The opinion (PDF) is predicated solely on data collection concerns. The justices did not even consider questions about TikTok’s recommendations system, finding that national security alone is worth a change in TikTok’s ownership.
This was a per curiam opinion, but both Sonia Sotomayor and Neil Gorsuch elaborated separately. Sotomayor (I trimmed references in these excerpts but otherwise left them whole):
[…] The Act, moreover, effectively prohibits TikTok from collaborating with certain entities regarding its “content recommendation algorithm” even following a qualified divestiture. […] And the Act implicates content creators’ “right to associate” with their preferred publisher “for the purpose of speaking.” […] That, too, calls for First Amendment scrutiny.
Gorsuch:
First, the Court rightly refrains from endorsing the government’s asserted interest in preventing “the covert manipulation of content” as a justification for the law before us. […] One man’s “covert content manipulation” is another’s “editorial discretion.” Journalists, publishers, and speakers of all kinds routinely make less-than-transparent judgments about what stories to tell and how to tell them.

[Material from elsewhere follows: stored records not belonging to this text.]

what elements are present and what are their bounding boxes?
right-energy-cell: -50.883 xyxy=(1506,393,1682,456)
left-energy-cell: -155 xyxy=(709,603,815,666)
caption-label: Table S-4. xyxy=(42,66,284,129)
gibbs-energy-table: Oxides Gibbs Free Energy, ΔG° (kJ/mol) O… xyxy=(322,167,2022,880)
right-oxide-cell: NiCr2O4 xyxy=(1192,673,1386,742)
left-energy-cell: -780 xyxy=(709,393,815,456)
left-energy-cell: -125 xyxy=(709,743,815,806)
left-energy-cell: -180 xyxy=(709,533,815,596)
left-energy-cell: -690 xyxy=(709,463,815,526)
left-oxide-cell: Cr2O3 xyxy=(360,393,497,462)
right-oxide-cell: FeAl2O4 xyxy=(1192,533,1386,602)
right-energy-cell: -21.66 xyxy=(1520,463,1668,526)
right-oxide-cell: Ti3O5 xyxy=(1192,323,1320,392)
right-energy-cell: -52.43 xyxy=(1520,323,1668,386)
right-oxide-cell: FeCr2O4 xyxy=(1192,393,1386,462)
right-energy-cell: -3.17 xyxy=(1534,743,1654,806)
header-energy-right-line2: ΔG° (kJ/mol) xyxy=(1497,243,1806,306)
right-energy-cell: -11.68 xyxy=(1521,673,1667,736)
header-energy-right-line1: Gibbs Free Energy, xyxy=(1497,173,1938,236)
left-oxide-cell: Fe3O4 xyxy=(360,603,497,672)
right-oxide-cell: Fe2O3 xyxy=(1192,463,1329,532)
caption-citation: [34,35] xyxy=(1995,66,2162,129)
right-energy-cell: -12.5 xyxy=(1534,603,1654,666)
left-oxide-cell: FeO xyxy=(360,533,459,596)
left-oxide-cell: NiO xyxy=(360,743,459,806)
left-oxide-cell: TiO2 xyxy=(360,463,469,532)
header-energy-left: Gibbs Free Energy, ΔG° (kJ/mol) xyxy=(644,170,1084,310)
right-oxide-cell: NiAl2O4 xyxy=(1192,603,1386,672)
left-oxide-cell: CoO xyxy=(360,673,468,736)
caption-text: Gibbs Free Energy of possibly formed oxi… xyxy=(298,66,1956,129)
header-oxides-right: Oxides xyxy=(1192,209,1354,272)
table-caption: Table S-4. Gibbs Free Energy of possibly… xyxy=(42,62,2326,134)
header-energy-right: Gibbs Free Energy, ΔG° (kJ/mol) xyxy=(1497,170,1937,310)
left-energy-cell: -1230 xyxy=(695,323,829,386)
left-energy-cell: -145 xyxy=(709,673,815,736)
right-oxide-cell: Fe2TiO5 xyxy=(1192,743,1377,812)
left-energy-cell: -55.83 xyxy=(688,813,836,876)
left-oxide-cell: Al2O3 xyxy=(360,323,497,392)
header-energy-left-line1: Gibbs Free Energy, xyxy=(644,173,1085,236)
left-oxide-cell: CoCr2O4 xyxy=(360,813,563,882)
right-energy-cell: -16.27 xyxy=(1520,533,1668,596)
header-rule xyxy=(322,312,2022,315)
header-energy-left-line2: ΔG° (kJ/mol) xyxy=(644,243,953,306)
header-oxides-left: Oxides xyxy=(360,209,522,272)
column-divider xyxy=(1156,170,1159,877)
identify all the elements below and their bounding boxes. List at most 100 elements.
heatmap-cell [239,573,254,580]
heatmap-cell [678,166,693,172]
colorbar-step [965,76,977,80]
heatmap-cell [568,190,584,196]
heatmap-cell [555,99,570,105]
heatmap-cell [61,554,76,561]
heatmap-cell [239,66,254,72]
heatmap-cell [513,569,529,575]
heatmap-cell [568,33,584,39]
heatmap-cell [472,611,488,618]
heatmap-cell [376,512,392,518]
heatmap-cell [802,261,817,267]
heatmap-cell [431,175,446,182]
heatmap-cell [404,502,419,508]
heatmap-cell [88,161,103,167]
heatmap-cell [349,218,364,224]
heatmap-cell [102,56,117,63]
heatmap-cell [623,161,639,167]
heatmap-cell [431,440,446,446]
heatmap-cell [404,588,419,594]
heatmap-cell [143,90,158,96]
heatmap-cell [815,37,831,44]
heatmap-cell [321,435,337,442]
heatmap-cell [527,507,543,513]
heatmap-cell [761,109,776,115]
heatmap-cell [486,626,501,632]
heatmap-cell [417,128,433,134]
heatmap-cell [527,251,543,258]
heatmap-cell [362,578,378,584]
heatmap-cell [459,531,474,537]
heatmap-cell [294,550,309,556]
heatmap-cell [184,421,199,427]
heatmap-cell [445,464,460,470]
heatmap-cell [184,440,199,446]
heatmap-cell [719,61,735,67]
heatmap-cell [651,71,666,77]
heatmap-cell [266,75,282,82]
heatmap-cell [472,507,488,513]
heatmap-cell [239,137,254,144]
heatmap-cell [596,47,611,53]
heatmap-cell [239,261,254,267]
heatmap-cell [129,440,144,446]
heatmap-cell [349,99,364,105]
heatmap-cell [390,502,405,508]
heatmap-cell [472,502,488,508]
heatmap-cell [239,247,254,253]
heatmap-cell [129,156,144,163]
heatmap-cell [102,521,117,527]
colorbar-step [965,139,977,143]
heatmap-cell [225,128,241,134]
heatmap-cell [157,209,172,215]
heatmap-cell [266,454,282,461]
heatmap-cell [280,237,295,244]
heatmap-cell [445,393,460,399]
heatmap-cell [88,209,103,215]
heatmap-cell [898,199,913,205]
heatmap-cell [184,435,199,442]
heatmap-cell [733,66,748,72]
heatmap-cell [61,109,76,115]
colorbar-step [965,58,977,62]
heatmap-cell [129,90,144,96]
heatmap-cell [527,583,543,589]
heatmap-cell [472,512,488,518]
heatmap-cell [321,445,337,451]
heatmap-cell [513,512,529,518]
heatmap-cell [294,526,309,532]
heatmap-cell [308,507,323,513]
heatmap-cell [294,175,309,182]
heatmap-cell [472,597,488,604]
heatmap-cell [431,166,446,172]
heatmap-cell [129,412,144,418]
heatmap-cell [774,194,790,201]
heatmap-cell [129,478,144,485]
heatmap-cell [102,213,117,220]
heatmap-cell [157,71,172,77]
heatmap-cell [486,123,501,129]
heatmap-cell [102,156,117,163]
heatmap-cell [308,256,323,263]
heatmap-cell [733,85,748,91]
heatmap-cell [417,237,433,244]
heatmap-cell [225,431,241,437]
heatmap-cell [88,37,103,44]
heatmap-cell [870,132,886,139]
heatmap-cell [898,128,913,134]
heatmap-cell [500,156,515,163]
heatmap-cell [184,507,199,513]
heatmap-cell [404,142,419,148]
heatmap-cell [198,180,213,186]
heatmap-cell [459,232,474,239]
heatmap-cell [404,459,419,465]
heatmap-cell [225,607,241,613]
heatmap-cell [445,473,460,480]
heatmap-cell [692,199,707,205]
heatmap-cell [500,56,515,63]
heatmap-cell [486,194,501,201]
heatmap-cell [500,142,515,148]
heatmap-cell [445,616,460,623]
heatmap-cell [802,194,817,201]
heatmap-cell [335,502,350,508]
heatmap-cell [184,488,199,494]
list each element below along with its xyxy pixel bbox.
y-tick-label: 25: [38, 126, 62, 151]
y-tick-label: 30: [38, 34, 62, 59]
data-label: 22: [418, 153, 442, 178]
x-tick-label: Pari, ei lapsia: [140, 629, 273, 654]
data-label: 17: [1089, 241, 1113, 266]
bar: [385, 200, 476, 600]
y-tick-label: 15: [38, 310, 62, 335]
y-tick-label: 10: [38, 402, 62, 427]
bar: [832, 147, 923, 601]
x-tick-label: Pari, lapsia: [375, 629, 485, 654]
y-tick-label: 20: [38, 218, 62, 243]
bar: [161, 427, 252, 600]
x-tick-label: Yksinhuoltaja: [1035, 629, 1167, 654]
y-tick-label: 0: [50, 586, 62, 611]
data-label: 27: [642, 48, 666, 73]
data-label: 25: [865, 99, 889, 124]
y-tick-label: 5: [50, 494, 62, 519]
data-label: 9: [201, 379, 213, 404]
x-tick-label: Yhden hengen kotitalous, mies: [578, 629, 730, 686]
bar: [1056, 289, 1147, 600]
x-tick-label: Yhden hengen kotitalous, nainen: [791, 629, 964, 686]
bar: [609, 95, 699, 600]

Without question, the First Amendment has much to say about the right to make those choices. […]
These are two ideologically divergent justices similarly compelled by arguments for TikTok to moderate and recommend as it sees fit. Perhaps the court would have ultimately come down differently on these questions if the justices had spent more time considering them, but all this produced is understandable concern over user data. Requiring TikTok to be sold off or banning it is not very useful for correcting that misbehaviour, but that was not the question before the court.